Per quanto riguarda l’innovazione, è imperativo, secondo la stessa dichiarazione, che gli investimenti in ricerca e sviluppo raggiungano il 3% del PIL entro l’anno successivo. Questo target ambizioso richiede una riallocazione di risorse sostanziali, incluso il riutilizzo di fondi del Quadro Finanziario Pluriennale (QFP), per spingere il progresso tecnologico su tutto il territorio dell’Unione.

Nel contesto degli investimenti, viene inoltre evidenziata l’importanza di sbloccare rapidamente i 800 miliardi di euro delineati nel rapporto Draghi. Si raccomanda un potenziamento delle condizioni finanziarie per le imprese tramite l’Unione bancaria e i mercati dei capitali, anch’esso da realizzarsi entro un anno. Gli investimenti pubblici nazionali e comunitari dovranno essere intensificati, e l’UE è incitata a sviluppare un QFP fortemente orientato verso la competitività e strumenti finanziari più efficaci. Un’ulteriore proposta è quella di finanziare i beni pubblici europei anche attraverso strumenti di debito dell’UE.

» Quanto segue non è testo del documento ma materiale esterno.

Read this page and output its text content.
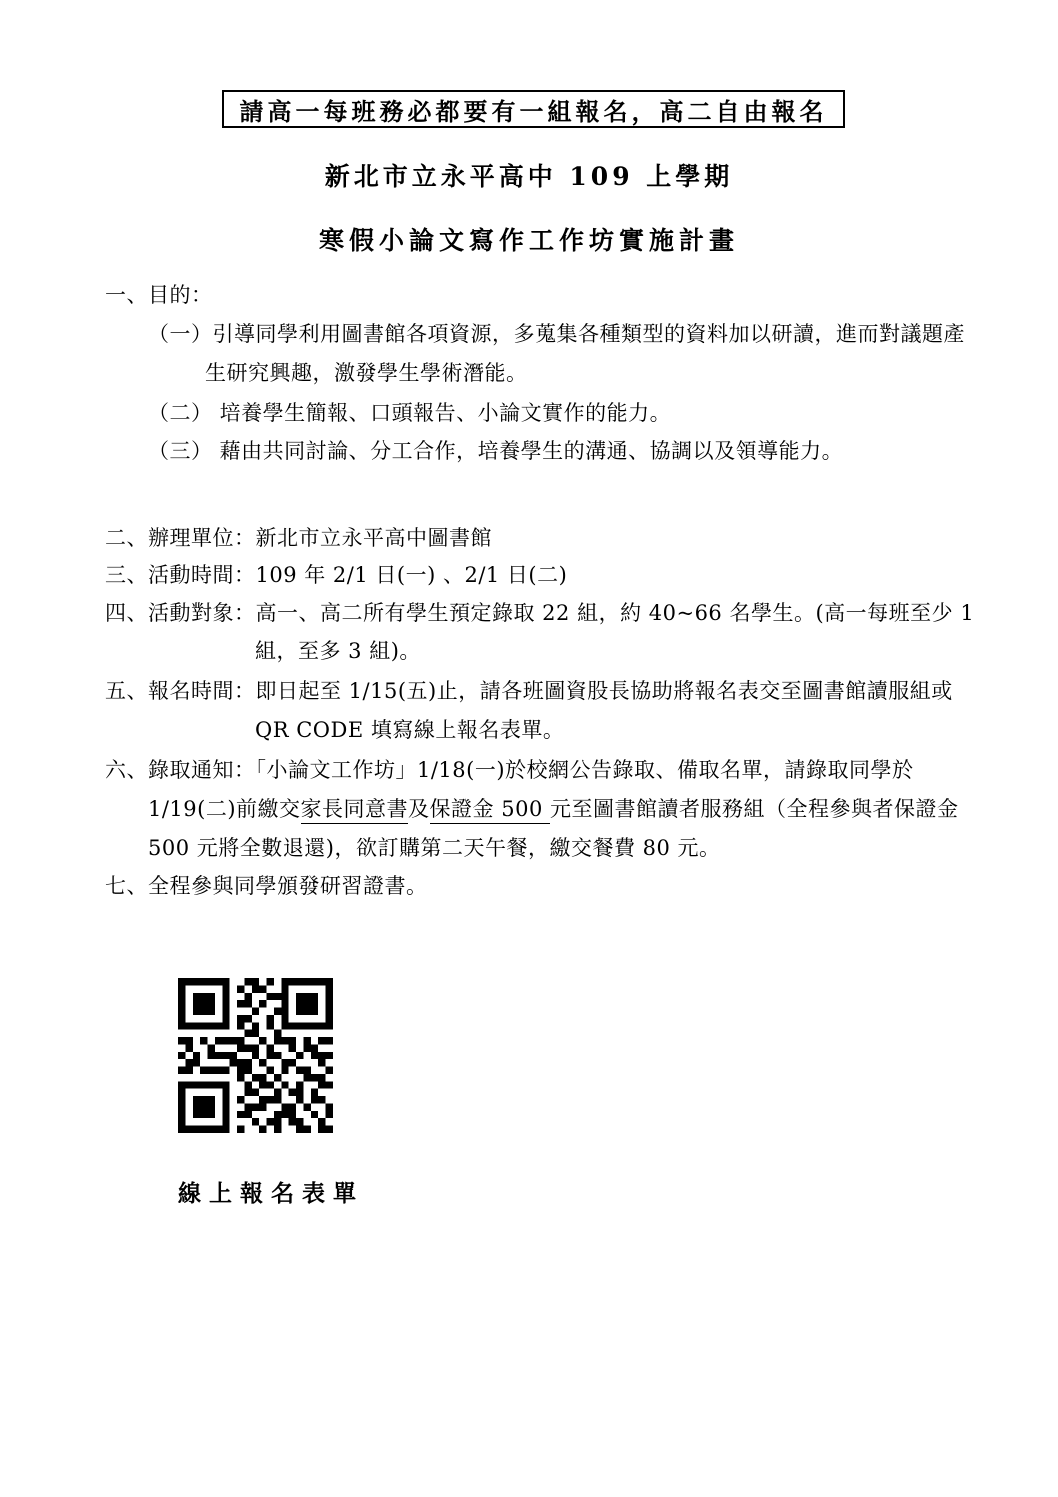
請高一每班務必都要有一組報名，高二自由報名
新北市立永平高中 109 上學期
寒假小論文寫作工作坊實施計畫

一、目的：

（一）引導同學利用圖書館各項資源，多蒐集各種類型的資料加以研讀，進而對議題產

生研究興趣，激發學生學術潛能。

（二） 培養學生簡報、口頭報告、小論文實作的能力。

（三） 藉由共同討論、分工合作，培養學生的溝通、協調以及領導能力。

二、辦理單位：新北市立永平高中圖書館

三、活動時間：109 年 2/1 日(一) 、2/1 日(二)

四、活動對象：高一、高二所有學生預定錄取 22 組，約 40~66 名學生。(高一每班至少 1

組，至多 3 組)。

五、報名時間：即日起至 1/15(五)止，請各班圖資股長協助將報名表交至圖書館讀服組或

QR CODE 填寫線上報名表單。

六、錄取通知：「小論文工作坊」1/18(一)於校網公告錄取、備取名單，請錄取同學於

1/19(二)前繳交家長同意書及保證金 500 元至圖書館讀者服務組（全程參與者保證金

500 元將全數退還)，欲訂購第二天午餐，繳交餐費 80 元。

七、全程參與同學頒發研習證書。

線上報名表單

Queste raccomandazioni delineano un corso d’azione stringente per l’Europa, che si trova a confrontarsi con sfide economiche interne e pressioni globali crescenti. Con una chiara roadmap tracciata dai leader industriali a Parigi, resta da vedere come le istituzioni europee e i governi nazionali risponderanno a queste pressanti sollecitazioni per un rafforzamento complessivo del tessuto industriale e competitivo europeo. Le mosse che verranno intraprese nel corso dei prossimi mesi saranno cruciali per determinare se l’Europa potrà effettivamente recuperare il passo e rilanciare la sua statura nel concerto economico globale.